Шаббат подумал, что, наверно, голубя сбила машина или он больной и умирает. Он подошел к обочине посмотреть. Бомж в красно-белой бейсболке с надписью «На все руки мастер» как раз наклонился к беспомощному созданию. «Вот, — сказал он, — выпей-ка… выпей немного…» — и уронил несколько капель с горлышка бутылки на асфальт. Хотя голубь все еще пытался встать и улететь, было видно, как с каждой попыткой силы его таят. То же происходило и с великодушием бомжа. «Вот — вот же, это водка, выпей». Но голубь оставался безучастным. Теперь он лежал на боку и почти не шевелился, только крылья то подергивались, то вновь опадали. Бомж предупредил: «Тебя тут прикончат — а ну пей, гад!»
В конце концов, не в силах больше выносить безразличия птицы, он отступил на шаг и наподдал ей как следует.
Голубь приземлился в канаву всего в нескольких футах от того места, где стоял Шаббат. Бомж подошел и пнул его снова, и это, собственно, решило проблему.

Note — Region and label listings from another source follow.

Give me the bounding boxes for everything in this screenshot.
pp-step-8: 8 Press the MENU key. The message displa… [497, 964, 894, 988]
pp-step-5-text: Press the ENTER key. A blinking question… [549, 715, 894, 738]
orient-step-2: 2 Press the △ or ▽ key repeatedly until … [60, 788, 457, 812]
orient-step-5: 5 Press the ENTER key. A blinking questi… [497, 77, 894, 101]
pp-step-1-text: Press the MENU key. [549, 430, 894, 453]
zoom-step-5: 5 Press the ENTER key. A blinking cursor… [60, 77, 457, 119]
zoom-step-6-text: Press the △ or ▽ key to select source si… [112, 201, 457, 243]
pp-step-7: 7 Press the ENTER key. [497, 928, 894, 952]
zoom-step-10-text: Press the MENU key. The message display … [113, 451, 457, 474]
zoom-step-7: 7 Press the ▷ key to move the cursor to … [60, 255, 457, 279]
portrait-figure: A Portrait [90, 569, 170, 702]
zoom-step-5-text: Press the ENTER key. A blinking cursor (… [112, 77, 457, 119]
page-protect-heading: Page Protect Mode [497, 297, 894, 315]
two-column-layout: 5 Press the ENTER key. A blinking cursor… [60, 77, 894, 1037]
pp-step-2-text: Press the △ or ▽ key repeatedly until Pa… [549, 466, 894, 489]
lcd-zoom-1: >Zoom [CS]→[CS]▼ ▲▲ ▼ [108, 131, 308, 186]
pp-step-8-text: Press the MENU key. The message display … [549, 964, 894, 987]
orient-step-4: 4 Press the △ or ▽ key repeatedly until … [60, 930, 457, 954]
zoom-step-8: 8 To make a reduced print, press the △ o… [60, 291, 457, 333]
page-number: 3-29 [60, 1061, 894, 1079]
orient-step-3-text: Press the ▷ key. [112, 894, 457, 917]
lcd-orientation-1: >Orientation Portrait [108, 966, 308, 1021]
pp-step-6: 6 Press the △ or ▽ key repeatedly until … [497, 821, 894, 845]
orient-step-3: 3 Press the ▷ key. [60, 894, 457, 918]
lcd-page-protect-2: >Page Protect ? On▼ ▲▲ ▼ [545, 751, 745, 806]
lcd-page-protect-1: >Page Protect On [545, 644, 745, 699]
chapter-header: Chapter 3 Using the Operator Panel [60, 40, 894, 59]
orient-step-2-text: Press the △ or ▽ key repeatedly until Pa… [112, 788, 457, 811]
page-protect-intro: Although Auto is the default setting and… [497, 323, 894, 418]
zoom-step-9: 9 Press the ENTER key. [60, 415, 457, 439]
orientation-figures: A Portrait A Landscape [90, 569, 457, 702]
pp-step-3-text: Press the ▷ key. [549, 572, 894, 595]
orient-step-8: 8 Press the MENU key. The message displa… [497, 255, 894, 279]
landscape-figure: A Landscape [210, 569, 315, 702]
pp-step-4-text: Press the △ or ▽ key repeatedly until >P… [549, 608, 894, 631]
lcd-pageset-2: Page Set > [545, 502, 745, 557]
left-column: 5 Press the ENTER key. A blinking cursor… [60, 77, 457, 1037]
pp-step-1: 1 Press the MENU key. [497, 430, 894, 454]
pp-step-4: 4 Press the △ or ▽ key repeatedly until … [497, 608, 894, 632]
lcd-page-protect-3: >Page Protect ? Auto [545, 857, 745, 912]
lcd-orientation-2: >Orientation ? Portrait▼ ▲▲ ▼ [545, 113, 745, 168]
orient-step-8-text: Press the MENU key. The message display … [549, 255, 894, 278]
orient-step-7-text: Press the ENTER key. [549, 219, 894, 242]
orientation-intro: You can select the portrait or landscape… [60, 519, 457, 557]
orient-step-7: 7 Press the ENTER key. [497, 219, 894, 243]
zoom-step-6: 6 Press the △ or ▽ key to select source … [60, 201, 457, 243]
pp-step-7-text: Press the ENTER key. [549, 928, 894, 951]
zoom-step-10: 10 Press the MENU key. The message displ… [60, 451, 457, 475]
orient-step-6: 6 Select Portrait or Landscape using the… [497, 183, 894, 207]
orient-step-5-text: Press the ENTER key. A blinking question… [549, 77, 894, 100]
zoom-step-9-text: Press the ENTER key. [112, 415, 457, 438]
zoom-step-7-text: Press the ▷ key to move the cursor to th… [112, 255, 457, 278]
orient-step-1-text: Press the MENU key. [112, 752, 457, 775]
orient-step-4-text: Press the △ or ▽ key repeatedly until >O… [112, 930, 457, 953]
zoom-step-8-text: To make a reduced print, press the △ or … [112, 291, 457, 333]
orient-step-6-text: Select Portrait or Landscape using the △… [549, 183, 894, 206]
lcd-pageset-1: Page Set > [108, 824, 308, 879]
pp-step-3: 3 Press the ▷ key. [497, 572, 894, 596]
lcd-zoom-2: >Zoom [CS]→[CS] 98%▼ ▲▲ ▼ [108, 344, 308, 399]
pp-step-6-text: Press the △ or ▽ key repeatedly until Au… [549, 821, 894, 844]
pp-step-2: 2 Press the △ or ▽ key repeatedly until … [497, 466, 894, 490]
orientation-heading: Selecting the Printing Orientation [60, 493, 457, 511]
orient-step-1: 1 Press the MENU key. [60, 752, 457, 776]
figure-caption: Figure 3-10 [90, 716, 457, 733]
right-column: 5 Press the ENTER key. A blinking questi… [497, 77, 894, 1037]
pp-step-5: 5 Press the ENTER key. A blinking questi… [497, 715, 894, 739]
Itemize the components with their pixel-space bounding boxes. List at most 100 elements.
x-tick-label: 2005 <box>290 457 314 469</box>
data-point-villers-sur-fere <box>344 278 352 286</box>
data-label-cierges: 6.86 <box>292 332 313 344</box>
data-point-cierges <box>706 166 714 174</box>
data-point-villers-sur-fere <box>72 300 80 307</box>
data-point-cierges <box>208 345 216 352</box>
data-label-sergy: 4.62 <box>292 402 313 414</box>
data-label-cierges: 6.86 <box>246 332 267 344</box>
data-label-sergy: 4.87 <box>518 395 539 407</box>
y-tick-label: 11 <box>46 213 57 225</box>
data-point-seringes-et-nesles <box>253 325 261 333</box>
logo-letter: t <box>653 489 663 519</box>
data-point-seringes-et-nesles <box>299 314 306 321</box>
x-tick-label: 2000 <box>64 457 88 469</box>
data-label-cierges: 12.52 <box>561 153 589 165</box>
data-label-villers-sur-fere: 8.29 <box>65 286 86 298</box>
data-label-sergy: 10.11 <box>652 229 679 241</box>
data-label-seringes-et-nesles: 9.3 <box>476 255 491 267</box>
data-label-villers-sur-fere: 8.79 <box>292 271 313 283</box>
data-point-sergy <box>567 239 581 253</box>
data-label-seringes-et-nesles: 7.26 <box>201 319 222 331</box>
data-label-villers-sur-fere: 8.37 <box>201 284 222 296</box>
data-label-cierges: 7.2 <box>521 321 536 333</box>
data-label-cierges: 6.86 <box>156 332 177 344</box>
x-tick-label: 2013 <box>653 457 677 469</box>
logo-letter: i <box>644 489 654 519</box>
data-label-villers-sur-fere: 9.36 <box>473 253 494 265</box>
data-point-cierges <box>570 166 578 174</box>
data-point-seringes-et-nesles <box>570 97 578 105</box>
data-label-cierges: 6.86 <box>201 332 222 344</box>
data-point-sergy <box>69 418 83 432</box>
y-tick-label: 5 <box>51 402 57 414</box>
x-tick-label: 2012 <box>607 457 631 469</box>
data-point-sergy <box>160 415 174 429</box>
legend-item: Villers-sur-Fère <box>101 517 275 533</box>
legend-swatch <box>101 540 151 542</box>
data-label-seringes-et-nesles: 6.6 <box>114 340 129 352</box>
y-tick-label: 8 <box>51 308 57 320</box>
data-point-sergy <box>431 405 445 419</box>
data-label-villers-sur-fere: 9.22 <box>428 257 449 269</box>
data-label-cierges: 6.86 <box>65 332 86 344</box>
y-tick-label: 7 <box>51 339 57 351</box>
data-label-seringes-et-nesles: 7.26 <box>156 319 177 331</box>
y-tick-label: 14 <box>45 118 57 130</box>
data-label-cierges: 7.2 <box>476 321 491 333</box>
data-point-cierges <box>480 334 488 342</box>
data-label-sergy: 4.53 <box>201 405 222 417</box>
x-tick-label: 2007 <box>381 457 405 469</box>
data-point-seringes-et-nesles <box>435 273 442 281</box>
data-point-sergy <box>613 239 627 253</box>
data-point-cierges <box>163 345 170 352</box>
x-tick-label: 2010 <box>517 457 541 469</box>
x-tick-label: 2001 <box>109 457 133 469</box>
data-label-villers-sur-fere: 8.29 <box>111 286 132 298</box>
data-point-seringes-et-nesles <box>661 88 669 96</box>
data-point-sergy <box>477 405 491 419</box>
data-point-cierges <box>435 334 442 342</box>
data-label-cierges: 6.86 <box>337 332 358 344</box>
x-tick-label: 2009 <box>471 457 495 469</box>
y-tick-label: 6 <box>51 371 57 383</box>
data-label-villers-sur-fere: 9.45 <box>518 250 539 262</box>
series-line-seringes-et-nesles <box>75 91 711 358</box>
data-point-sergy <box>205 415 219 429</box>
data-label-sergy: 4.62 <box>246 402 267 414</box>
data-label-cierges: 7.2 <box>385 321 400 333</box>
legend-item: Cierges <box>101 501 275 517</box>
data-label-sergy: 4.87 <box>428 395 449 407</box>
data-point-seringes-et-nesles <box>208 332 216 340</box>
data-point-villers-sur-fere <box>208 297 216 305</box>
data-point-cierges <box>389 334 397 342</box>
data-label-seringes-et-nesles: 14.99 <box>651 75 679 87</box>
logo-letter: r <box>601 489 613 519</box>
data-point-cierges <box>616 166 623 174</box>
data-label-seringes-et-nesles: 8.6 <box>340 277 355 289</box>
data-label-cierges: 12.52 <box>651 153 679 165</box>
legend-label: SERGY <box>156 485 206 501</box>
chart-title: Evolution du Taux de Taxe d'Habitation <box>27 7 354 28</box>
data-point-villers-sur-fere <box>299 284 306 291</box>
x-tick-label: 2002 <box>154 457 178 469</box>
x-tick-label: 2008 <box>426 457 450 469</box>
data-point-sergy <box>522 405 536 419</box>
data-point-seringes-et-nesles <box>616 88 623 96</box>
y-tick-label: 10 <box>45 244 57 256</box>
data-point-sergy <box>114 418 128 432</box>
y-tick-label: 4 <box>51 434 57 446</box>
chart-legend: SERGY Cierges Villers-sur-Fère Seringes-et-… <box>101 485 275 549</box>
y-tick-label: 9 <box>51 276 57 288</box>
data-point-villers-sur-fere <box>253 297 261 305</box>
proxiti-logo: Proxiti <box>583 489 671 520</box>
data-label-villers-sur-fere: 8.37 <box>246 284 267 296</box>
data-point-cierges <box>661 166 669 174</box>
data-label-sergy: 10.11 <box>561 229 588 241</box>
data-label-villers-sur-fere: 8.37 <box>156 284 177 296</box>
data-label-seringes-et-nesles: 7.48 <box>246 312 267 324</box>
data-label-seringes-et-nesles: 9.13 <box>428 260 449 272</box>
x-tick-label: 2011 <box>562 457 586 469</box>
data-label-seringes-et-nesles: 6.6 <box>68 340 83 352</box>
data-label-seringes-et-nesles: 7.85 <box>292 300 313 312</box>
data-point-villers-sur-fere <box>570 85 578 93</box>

Внезапно Шаббат зааплодировал. Насколько он понимал, теперь уже не было уличных артистов, таких как он, улицы стали слишком опасны для этого, теперь бродячие артисты — нищие и бомжи. Кабаре нищих. Кабаре нищих по сравнению с давно угасшим «Непристойным театром» — это было то же, что парижский театр ужасов «Гран Гиньоль» по сравнению с «Маппет-шоу» [89] , этими дорогими нам всем марионетками с большими ртами, славными идиотами, которые радуют нас своей неиспорченностью: все так невинно, так по-детски, так чисто, все будет о'кей — секрет в том, чтобы укротить свой член, отвлечь внимание от члена. О, робость! Его робость! Не Джима Хенсона, а его! Трусость! Кротость! Все-таки испугался, что может стать совсем уж отвратительным и невыносимым, предпочел сбежать в горы! Всем, кто приходил от него в ужас, кто шарахался от него, кто считал его опасным, мерзким, развратным, грубым выродком, он готов был теперь крикнуть: «Да нет же! Я неудачник именно потому, что мне не удалось зайти достаточно далеко! Моя неудача в том, что я не пошел дальше!»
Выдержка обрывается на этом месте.